Another one of St. Augustine’s favorite rhetorical devices is the tricolon, the use of three items, three phrases, three clauses. While antithesis works with two elements, the tricolon uses three. The use of three items has been around so long that it almost seems an inherent human preference:
For whatever reason, it sticks in the mind. It is pleasing to the ear. And unlike pairs, it has the ability to expand. When it does, it is called tricolon crescens.
Nos Christi mors vivificavit (1),
nos resurrectio erexit (2),
nos Christi ascensio consecravit( 3)
Christ’s death gave us life (1);
his resurrection raised us up (2);
his ascension made us holy (3).
Prima libertas voluntatis erat posse peccare; novissima erit multo magis non posse peccare (1).

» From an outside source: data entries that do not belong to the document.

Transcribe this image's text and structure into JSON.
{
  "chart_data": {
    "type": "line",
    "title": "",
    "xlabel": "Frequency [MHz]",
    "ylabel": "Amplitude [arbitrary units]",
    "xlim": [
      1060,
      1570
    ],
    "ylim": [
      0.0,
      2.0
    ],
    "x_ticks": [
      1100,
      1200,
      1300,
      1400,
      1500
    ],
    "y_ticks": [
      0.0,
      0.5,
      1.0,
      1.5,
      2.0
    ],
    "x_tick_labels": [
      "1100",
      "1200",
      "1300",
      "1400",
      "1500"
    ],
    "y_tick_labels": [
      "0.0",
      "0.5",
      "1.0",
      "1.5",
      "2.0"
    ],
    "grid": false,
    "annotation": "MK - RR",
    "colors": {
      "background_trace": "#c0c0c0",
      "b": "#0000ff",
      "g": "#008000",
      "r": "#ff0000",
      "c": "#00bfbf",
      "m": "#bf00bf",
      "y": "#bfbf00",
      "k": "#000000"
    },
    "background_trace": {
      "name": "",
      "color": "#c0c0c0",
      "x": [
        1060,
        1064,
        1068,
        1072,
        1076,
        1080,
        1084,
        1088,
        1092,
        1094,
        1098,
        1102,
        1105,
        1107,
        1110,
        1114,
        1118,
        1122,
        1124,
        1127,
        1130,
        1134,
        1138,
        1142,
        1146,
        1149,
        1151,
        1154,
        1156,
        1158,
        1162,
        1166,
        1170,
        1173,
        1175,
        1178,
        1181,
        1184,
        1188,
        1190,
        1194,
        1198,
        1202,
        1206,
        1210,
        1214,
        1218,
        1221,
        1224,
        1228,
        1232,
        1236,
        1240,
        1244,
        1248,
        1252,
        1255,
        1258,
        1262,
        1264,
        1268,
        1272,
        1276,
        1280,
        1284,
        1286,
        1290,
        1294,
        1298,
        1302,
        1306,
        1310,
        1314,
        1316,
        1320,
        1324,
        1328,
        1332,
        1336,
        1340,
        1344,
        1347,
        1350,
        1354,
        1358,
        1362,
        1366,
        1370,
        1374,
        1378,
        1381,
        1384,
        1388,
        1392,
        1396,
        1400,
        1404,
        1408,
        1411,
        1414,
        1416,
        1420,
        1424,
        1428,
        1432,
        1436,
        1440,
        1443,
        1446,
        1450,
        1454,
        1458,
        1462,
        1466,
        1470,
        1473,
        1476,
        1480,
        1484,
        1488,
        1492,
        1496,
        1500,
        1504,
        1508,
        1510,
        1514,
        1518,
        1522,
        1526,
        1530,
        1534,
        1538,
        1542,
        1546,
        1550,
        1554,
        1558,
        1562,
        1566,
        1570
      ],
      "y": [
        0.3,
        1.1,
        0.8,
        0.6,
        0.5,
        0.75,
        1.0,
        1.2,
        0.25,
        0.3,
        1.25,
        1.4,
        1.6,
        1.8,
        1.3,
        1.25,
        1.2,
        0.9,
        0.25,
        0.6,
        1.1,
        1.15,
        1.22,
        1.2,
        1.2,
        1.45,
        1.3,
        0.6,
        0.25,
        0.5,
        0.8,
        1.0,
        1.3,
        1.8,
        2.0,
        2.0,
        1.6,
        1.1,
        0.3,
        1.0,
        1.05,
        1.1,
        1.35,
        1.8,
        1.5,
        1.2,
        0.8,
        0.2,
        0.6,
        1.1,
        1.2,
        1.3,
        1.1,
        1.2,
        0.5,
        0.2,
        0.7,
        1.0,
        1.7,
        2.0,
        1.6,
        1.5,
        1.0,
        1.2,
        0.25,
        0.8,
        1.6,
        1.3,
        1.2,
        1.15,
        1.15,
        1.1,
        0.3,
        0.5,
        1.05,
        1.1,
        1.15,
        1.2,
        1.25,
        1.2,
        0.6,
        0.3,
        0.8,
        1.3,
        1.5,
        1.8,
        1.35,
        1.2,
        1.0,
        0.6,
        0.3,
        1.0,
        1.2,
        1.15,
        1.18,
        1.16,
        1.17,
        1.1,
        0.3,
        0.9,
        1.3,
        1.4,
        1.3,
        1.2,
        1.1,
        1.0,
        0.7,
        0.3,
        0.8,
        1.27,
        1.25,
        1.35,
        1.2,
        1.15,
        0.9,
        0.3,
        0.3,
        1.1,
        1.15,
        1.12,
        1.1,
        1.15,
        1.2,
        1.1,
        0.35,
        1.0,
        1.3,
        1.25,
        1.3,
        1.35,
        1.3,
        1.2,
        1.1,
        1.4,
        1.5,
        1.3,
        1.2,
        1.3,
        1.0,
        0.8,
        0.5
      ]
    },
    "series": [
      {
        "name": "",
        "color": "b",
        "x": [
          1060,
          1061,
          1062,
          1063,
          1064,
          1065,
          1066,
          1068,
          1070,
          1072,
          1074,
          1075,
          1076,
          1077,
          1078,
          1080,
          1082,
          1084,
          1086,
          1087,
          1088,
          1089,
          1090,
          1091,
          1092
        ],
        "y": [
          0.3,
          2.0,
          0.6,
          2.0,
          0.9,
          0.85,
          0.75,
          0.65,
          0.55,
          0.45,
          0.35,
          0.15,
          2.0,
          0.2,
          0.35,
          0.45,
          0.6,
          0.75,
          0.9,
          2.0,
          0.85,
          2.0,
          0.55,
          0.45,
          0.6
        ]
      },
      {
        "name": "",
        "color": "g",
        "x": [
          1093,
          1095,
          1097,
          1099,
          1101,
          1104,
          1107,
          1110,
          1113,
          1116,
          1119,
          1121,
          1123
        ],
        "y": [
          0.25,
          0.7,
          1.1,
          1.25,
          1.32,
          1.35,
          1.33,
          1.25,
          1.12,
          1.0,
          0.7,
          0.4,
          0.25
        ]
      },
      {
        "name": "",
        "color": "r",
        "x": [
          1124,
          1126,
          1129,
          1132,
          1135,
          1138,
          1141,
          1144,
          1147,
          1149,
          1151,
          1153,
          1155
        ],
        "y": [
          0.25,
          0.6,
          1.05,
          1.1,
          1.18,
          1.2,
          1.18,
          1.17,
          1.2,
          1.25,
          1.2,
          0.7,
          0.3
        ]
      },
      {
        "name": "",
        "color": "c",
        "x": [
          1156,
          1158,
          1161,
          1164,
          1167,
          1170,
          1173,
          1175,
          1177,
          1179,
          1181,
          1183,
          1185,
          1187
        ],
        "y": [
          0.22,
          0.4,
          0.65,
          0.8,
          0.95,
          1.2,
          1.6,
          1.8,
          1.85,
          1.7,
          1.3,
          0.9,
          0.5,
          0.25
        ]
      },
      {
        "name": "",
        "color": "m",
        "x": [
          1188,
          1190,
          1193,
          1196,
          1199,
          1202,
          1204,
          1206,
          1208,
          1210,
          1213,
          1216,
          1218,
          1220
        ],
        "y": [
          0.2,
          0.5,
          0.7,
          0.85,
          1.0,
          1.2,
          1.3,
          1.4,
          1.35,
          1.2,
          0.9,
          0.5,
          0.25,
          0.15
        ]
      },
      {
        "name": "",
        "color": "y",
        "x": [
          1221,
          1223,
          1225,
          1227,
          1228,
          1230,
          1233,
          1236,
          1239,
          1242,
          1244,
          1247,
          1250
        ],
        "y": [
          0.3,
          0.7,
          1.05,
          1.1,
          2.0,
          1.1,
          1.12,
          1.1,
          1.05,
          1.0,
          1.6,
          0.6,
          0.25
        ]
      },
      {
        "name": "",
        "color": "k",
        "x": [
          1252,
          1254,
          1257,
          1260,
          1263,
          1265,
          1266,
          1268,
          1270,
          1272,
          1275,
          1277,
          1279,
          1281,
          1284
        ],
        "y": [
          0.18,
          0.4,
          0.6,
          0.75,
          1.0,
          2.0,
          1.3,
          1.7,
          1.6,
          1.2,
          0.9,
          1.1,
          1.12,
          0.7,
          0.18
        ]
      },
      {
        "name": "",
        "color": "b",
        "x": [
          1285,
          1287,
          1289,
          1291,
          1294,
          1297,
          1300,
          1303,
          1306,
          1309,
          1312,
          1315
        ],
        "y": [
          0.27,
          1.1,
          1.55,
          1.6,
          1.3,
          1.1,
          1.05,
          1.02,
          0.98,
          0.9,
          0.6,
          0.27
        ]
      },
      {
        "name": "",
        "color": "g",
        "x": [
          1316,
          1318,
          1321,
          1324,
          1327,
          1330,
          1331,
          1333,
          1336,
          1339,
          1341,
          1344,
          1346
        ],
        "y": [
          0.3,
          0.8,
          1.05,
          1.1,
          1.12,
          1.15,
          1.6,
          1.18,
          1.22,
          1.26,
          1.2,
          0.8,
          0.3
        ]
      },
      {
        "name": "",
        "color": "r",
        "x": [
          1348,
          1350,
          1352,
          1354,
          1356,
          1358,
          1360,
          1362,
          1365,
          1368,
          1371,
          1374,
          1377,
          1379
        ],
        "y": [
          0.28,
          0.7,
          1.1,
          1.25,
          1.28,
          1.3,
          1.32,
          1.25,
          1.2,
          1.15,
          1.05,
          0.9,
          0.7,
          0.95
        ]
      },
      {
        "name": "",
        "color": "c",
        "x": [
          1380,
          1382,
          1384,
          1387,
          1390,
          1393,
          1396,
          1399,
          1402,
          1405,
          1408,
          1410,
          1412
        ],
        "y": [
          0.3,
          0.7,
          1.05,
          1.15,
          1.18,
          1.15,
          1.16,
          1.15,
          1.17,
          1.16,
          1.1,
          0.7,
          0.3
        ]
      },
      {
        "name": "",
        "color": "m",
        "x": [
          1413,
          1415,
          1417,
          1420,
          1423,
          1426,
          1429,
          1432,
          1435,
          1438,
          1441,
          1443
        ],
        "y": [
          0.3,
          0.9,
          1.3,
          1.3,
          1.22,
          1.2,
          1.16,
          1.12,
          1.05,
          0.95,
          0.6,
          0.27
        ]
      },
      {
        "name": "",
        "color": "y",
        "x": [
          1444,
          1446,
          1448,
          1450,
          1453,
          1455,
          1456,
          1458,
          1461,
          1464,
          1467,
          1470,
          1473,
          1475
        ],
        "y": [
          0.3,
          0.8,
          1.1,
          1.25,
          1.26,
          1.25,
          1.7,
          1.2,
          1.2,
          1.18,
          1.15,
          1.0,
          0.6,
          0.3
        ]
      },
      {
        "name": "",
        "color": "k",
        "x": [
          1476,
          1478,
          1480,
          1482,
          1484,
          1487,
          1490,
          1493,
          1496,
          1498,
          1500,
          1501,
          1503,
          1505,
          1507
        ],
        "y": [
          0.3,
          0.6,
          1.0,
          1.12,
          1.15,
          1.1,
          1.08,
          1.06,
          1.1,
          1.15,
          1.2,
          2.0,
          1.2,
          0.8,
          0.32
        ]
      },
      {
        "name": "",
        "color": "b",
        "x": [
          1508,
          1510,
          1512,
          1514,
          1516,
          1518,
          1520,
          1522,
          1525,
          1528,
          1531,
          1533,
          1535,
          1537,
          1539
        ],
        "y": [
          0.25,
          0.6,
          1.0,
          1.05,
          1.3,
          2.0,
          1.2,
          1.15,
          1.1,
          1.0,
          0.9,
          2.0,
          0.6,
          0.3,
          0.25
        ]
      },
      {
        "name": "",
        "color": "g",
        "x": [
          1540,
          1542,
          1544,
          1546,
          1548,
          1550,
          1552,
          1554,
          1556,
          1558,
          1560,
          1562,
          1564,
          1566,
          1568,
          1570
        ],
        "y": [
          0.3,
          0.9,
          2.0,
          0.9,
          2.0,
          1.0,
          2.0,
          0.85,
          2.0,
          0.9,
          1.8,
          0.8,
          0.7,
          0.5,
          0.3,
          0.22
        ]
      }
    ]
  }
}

Prima immortalitas erat posse non mori; novissima erit multo maior non posse mori (2)
Prima erat per severentiae potestas bonum posse non deserere; novissima erit perseverantiae felicitas bonum non posse deserere (3).
At first free will was to have the power to sin; in the end it will be greater, not to have the power to sin (1). At first immortality was to have the power not to die; in the end it will be greater, not to have the power to die (2). At first perseverance was the power not to desert what’s good; in the end it will be greater, not to have the power to desert the good (3).
nolo in aliud horae diffluant quas invenio liberas a necessitatibus
reficiendi corporis (1)
et intentionis animi (2)
et servitutis quam debemus hominibus et quam non debemus et tamen reddimus (3)
I do not wish the hours to flow off in another direction, the hours which I have free from the need
of restoring my body (1),
of the intention of the mind (2)
and of the service which we owe to men and which we do not owe but yet we give anyway (3)
In this last example, the third element “service” is expanded, giving a crescendo to the entire phrase.